В комнате, где располагалась коллекция Чебалдина, стоял передвижной столик, кипящий чайник, и Люба разрезала какой-то диковинный пирог
- А, вы вовремя, - сказала она, - я только что испекла. Брусника с можжевеловкой, это вкусно.
Я сел рядом с Еленой Дмитриевной, Дина предпочла место возле Осинина.
- Однако, вы люди словоохотливые, - сказал Чебалдин, - мы уж не чаяли вас дождаться.
- Конечно, - сказал я, - быть словоохотливым - моя специальность.
Мы пили чай спокойно, мирно, если глянуть со стороны, можно было подумать, что у меня скоро не будет клинической работы.
Чебалдин отвёз нас в наш номер, попросил обращаться к нему, если будут какие-то затруднения в проведении обследований. Мы остались с Леной вдвоём. Я улыбнулся, увидев, как немедленно она стала что-то поправлять, что-то переставлять - значит, она ещё не достигла полного ощущения дома. Лена никогда не задавала мне вопросов, но чаще всего я обсуждал с ней все новые элементы в текущей ситуации, а сейчас таким новым элементом было неожиданное для меня состояние Дины -человека, который успешно выполнял большую работу, которым все были довольны, и от которого никто не слышал, ни одного слова неудовольствия. Я не считал обсуждение таких вопросов с Леной нарушением врачебной этики, просто это была ситуация консилиума.
Лена выслушала меня практически не перебивая, значит, того, что я ей рассказывал, ей было достаточно, чтобы погрузиться в ситуацию. И первая же её фраза была:
- А не хватит ли Дине Севера? Люди здесь живут годами в состоянии северной усталости, просто потому, что они привыкли жить здесь. Вспомни, сколько раз мы слышали «Какое же у меня может быть здоровье, когда я 15 лет на Севере». Но почему-то осознание этого не влияло на миграционное поведение, а чтобы у такого человека как Дина возникло ощущение связи ухудшения её состояния с пребыванием в этом регионе, эти изменения должны быть очень выражены. Просто мы не работаем с животными и не можем позволить себе доводить стадию истощения адаптации до логичного исхода. А бывает ведь, что и не удаётся такой исход предотвратить. А то, что ощущение угрозы начинает получать фабулу, мне и вовсе не нравится.
- И что ты предлагаешь? - спросил я Лену.
- Пока мы здесь, ты никак не можешь повлиять на ситуацию. Значит, нам нужно повести себя с Диной так, чтобы ей хотелось прийти на ежедневную психотерапевтическую сессию.
- Я думаю, - сказал я, - в этом случае придётся начитать с психофармакологической терапии.
- Да, - согласилась Лена, - только психофармакологическую терапию надо выбрать не грубую, но достаточную для того, чтобы Дина работала с тобой ежедневно, и чтобы в ближайшее время получить ситуацию психотерапевтического альянса. Что у нас есть с собой?

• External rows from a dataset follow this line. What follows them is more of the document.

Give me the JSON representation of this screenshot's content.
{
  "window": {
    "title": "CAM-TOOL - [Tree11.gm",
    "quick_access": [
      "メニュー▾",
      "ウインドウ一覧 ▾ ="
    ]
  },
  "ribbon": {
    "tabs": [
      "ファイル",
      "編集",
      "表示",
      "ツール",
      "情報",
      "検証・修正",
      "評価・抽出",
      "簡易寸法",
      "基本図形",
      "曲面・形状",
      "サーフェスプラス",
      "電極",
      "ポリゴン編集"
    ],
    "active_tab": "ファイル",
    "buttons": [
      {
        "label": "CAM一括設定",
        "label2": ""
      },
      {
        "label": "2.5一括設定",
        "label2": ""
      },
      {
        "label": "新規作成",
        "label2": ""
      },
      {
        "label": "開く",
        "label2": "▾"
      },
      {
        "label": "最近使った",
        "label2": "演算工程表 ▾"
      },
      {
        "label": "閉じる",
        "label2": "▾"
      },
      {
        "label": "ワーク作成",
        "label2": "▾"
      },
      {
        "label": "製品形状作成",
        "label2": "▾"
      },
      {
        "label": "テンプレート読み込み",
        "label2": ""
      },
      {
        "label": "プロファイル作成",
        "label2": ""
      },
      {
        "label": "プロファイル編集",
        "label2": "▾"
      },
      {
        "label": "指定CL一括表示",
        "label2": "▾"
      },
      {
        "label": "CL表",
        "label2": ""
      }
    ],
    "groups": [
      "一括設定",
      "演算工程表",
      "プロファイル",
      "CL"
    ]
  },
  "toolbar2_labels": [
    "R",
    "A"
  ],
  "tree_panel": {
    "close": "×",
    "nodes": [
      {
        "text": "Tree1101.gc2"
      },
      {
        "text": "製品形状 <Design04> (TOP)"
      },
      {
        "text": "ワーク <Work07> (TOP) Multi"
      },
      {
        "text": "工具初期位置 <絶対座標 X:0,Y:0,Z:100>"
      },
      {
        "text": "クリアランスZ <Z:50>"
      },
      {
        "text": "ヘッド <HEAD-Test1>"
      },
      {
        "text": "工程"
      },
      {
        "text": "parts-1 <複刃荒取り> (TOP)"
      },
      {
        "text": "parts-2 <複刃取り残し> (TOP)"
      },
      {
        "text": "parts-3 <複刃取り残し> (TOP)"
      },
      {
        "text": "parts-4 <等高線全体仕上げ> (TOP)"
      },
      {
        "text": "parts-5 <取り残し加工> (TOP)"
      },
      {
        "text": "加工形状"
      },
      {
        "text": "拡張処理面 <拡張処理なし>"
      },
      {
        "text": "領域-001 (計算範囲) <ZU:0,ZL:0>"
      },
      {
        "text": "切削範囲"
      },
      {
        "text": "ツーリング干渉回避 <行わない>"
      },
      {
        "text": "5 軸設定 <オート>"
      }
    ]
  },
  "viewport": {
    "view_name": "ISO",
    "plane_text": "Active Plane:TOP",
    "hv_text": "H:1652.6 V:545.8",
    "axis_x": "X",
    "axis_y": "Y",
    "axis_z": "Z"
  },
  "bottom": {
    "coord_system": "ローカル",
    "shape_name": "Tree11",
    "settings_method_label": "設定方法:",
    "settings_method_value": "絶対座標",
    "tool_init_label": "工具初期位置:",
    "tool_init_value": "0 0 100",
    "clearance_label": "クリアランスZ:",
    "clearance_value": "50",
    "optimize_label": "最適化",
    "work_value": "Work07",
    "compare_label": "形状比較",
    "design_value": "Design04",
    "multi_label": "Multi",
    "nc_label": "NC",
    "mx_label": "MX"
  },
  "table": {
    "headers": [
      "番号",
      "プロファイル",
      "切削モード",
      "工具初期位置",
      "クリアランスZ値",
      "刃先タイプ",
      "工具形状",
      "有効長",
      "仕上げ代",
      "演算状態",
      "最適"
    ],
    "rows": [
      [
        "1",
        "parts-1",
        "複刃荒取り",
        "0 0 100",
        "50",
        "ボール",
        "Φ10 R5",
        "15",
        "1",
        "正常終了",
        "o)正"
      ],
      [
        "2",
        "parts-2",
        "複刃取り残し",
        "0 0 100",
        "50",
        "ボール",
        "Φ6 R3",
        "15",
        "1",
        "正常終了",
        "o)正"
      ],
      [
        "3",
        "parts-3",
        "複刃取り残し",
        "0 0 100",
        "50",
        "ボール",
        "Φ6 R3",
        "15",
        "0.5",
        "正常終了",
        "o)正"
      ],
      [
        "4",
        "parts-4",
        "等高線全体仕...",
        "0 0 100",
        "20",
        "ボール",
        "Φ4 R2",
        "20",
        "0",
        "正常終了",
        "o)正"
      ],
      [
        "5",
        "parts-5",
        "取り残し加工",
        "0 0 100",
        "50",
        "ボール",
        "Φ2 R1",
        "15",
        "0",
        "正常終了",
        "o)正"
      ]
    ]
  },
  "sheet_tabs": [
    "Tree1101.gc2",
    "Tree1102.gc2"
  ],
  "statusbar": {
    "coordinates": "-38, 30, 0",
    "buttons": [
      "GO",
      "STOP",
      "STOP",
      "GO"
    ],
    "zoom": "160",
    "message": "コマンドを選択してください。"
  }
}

- Ноолептил есть, альпрозалам есть, я думал именно эти препараты выбрать.
- Начинать можно и так, только не оказался бы ноолептил недостаточно сильным.
- Мы здесь три недели, а уже через неделю я это увижу. Ну, я позвоню Дине, час прошёл.
- Сколько, по-вашему, будет занимать каждая встреча, - спросила Дина
- Я бы предпочёл два часа, но не меньше полутора.
- Ну, можно начинать за полчаса до обеденного перерыва и кончать через полчаса после него. Тогда основное время люди будут заняты обедом, и вряд ли я кому-нибудь понадоблюсь.
- А где?
- Наверное, придётся у меня в кабинете,- сказала Дина, - хотя это не лучший вариант.
- Что вас смущает?
- Нужна версия, которая бы объяснила, какие деловые взаимоотношения возможным между нами.
- Ну, это нетрудно, - сказал я, - во многих организациях и во многих областях я занимался проблемой человеческого фактора.
- Да, - сказала Дина, - тем более что это действительно интересно, и вы, может быть, мне и на эту тему что-нибудь скажете. Ну, тогда договорились, за полчаса до обеда в моём кабинете.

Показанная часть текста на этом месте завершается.